Walker Emerson has spent more days on El Capitan than he can count. He has climbed the massive granite cliff from bottom to top 15 times, free climbed it twice, and spent endless days working on various routes and supporting his friends.
In this week’s Climber Spotlight, Walker tells us about the early days of his climbing career, the importance of being a well-rounded climber, and his captivation with El Cap.
I have been climbing off and on since I was little kid. But it wasn’t until my freshman year of college at the Museum School in Boston, that a cold, depressing city forced me into climbing all the time. I visited all the local crags, and bouldered when I couldn’t find someone to go with.
One time I bought a mini traxion at REI. Thinking I knew how to use it, I set up a rope at a crag in central Massachusetts. With no one around I climbed halfway up, grew tired, and had no choice but to let go. I swung into space out of reach from the wall. Stranded, I struggled to release the traxion from the rope. Finally, a hiker came by and swung me into the wall, and then I was able to finish the climb.
I enjoy all types of climbing.
I love to go bouldering one day and route climbing the next, it makes it easy to stay psyched and try hard. It also makes it easy to climb a lot. Climbing only one particular style can be restricting. If you must rest to recover your skin and muscles for just 5 moves, that is a lot of time wasted that you could be progressing other aspects of climbing, which in turn will make you a smarter, well rounded, stronger climber.
Watch Walker on the first ascent of a boulder problem in Yosemite he named Mufasa:
I am drawn to climbing in Yosemite, and especially on El Cap, as if it produced its own gravity. Climbing here gives me fulfillment on a long term scale. Although, cutting your tips on the granite crystals, or scraping your body up wide cracks is not my favorite thing to do. The amount of work that goes into sending a project here is huge, and that feeling resonates strongly during and after working hard for a goal.

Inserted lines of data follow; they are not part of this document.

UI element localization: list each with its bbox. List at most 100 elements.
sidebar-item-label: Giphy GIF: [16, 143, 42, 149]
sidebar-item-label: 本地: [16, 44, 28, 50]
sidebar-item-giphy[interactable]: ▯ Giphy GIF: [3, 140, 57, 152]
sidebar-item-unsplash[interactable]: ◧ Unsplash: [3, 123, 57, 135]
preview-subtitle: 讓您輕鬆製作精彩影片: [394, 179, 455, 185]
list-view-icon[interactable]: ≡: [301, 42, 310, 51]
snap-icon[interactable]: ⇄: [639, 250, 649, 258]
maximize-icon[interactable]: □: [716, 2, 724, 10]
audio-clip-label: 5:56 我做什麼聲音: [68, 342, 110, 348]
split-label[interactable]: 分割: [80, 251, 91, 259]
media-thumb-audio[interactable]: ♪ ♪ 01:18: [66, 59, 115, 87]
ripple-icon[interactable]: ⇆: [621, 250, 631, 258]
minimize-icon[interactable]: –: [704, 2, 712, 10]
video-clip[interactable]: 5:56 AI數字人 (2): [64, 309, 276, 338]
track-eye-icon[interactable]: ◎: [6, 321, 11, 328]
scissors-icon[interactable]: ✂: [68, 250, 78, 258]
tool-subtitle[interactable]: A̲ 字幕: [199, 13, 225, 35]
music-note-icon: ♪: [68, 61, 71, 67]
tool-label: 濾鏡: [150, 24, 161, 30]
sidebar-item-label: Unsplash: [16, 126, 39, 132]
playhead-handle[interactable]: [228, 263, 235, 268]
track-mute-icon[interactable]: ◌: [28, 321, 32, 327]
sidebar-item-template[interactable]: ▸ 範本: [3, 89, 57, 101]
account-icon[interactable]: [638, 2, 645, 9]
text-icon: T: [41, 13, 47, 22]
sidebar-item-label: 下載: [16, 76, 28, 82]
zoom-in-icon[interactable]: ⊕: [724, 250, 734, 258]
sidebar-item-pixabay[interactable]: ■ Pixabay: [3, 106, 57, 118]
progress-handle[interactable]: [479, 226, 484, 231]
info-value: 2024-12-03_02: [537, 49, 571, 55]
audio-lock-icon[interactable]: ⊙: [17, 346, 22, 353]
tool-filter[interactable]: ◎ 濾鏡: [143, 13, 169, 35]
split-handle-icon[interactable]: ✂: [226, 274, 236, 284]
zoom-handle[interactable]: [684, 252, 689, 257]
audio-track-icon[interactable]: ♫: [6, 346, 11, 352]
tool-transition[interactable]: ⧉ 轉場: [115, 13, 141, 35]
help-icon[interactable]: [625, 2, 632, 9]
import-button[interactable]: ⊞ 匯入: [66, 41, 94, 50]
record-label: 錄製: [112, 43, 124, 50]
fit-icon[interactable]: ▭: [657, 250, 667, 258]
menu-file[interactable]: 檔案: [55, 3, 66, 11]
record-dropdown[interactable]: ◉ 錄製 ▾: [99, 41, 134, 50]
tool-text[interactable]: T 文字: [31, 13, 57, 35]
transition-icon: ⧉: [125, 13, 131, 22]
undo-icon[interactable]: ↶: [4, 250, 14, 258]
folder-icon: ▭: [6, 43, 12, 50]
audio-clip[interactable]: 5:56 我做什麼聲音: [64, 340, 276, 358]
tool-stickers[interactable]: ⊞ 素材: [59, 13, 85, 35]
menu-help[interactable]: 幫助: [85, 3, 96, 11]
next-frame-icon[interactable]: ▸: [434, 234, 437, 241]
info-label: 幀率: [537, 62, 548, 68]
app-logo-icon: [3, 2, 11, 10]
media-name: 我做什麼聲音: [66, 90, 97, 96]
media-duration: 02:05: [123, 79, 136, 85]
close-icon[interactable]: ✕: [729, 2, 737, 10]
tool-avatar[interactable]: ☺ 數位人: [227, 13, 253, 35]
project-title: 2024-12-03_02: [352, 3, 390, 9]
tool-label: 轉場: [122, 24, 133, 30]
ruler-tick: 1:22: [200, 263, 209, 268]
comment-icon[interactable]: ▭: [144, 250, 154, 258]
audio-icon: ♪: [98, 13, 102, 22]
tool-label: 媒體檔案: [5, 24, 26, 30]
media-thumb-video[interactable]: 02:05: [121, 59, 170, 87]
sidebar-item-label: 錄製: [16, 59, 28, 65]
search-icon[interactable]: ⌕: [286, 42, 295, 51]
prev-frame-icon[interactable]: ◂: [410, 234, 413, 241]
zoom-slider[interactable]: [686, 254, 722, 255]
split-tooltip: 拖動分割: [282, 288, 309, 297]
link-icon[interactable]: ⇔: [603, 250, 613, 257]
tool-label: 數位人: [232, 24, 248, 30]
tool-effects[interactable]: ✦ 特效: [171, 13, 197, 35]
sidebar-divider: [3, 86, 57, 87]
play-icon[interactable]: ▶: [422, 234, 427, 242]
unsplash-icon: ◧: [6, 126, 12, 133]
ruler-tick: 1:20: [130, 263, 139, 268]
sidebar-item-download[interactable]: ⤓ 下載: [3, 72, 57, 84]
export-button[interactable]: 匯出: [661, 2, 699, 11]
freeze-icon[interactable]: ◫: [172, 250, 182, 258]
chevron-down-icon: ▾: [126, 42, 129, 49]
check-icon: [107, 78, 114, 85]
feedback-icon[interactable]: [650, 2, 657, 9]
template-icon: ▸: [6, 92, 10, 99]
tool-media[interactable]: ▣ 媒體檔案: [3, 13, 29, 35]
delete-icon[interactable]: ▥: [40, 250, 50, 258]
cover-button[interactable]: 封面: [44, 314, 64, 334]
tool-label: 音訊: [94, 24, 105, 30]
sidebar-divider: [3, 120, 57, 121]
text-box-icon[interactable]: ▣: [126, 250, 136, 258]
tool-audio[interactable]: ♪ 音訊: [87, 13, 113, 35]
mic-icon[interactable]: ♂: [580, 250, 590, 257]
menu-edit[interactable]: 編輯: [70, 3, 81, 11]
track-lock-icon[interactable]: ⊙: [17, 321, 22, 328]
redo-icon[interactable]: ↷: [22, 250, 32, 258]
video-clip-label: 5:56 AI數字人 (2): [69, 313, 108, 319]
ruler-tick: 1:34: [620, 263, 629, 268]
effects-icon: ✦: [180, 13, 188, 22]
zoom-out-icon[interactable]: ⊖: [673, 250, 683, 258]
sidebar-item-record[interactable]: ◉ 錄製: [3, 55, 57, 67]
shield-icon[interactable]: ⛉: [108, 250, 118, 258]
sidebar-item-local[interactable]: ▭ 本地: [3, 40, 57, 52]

My advice to climbers of all ability levels is the same—mix it up. Maybe what you’re lacking at the rest on your sport project is a hand jam, or perhaps a crimp on the face to nudge you past that final section of offwidth.
My proudest moment in climbing was when I bolted a route right up the middle of Oliana with my friend Sam Ellias. It was incredible to see this project come to life. Sacrificing energy and climbing time, we worked hard to make this route the best we could. Check it out! It’s called American Hustle (5.14b).
A not so proud moment in climbing would have to be a time I sent a boulder problem that someone else had found and was still working on. And to top it off, I called it Cry Baby … not so nice.
Right now, I’m the most psyched on sending some old classic 5.13 trad routes here in California. I have also been working on El Corazon on El Cap, with 30 difficult pitches, five 5.12s, and five 5.13s. I have climbed every crux pitch and have sent two of the .13s and one hung one of the hardest.
When Walker Emerson isn’t climbing outside, he sets routes at Planet Granite Climbing and Fitness. We send a big thank you to Walker for sharing his thoughts, and we wish him the best of luck in his summer granite adventures!